Digital Applications: FR4 is a very good option for many digital applications.
These applications can be found across a variety of industries, from the commercial and consumer electronics industries to military and aerospace designs. However, it is important to note that FR4 is not recommended for high-frequency designs, which are becoming increasingly common.
When choosing between using Polyimide and FR4, you may be tempted to choose FR4 purely because of the cost and accessibility of this common board material.

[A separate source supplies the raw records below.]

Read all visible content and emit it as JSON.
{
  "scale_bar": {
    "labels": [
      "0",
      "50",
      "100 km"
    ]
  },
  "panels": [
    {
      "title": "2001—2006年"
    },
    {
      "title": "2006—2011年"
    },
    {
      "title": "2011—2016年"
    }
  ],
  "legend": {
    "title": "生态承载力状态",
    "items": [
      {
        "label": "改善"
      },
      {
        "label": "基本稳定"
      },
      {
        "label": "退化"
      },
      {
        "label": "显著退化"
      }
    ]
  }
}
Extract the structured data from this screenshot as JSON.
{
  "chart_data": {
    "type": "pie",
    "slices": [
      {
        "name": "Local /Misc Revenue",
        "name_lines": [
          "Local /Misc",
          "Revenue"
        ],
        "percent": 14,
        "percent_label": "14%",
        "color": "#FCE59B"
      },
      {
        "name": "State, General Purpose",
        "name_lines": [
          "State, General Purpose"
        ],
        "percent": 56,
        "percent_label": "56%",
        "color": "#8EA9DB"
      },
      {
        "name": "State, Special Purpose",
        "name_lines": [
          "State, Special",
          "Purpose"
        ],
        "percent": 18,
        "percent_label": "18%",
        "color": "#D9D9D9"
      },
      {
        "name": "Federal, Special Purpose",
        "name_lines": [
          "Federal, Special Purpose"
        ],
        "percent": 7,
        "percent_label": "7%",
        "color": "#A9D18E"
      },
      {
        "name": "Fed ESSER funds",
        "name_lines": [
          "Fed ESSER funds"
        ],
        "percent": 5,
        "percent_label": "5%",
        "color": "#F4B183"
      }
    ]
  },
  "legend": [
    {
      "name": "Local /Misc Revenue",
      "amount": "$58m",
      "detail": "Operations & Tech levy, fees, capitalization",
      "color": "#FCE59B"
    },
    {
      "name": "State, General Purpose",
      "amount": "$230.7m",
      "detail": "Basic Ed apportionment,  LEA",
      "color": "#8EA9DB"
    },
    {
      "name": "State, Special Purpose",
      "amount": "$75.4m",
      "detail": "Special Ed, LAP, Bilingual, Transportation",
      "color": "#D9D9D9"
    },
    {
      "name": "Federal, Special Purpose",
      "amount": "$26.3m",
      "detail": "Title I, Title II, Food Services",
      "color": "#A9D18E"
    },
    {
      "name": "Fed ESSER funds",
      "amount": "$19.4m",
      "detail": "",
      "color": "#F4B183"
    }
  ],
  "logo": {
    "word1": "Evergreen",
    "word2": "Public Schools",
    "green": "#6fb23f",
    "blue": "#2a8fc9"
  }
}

However, making a choice based on cost is a poor choice, especially when the two materials offer vastly different functional benefits.
If you are considering polyimide and FR4, keep the following benefits of polyimide in mind:
Flexibility: Flexibility is the primary reason that you would choose a polyimide/polyimide board over an FR4 board. Flexible and rigid-flex circuit boards are typically made out of polyimide and are generally preferred in applications where mobility and frequency of use are a primary concern.
Good Heat Resistance: If you are planning to use your PCB in a high-heat setting, an FR4 board is probably not the best choice. FR4, while frame resistant, has trouble dissipating heat, resulting in hot spots that can damage the board and surrounding equipment. Polyimide, on the other hand, has excellent operating temperature ratings and thermal conductivity that is twice the value of FR4.